The Australian courts have indicated that under certain circumstances Google will be considered a publisher, and if they are given notice of defamatory content and refuse to take the material down, they become a co-publisher and will be responsible for any damages that are done by the false and defamatory material they make available, Winkler says.
“With Google and Facebook, the issues we’re confronting is these service and content providers have tremendous power,” he says. “They’re just not transmitting other people’s information. They are actually compiling data and…determining what the search results will be.”
In Australia, Winkler says Google tried to excuse its conduct by saying their algorithms are very complicated and that they can’t be expected to monitor and supervise all of the content made available.
“But the court said, ‘It’s your business model, it’s your algorithm and so don’t complain to us that you don’t — through the deficiencies in your own business model — have the ability to control defamatory content you’re making available,’” he says.

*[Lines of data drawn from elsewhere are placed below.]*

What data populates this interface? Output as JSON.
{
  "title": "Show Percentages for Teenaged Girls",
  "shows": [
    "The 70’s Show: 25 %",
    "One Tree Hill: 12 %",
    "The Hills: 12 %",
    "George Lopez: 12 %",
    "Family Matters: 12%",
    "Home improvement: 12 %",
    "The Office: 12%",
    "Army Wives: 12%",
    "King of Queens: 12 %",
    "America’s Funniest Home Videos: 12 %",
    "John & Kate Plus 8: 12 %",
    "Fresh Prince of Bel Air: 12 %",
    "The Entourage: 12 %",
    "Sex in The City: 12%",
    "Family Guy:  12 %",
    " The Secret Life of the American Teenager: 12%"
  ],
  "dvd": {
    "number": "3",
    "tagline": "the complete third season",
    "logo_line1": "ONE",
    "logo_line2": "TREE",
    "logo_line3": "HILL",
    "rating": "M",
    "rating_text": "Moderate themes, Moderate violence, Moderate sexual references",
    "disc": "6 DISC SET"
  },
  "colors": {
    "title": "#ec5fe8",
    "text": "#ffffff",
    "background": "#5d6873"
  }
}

One of the historical challenges facing courts is that under normal circumstances, Canadian judgments can only be enforced within this country, but that’s beginning to change, Winkler says.
“What the court has started to do is make these worldwide orders,” he says. “In one case in Canada with respect to an intellectual property issue, the court issued a worldwide injunction against Google. However, there then exists this struggle between the Canadian court and foreign courts related to enforcement.
“Google then went in the U.S. for an order to declare that that injunction was unenforceable, (arguing that) under U.S. law the result would have been different,” he says. “The U.S. court granted that injunction and refused to enforce that Canadian judgment.”
An issue that comes up frequently in Winkler’s practice is businesses upset with negative reviews appearing in search results.
“If you’re a Canadian and you’re upset with something Google has done — and this comes up all the time with respect to business reviews — Google Canada takes the position they don’t host the servers and they tell you that you have to go to California, essentially putting up roadblocks,” he says, adding in some of his cases, he’s provided a copy of the Canadian order to Google in the U.S. and they removed the offending material.
Winkler says he expects that in the wake of the Australian ruling, Google will have to face the reality that in common law jurisdictions, absent legislative immunity, they will become liable for defamatory content they encourage and facilitate.
“With the power they have to affect someone’s reputation in the way they do comes a certain degree of responsibility they should impose on themselves,” he says.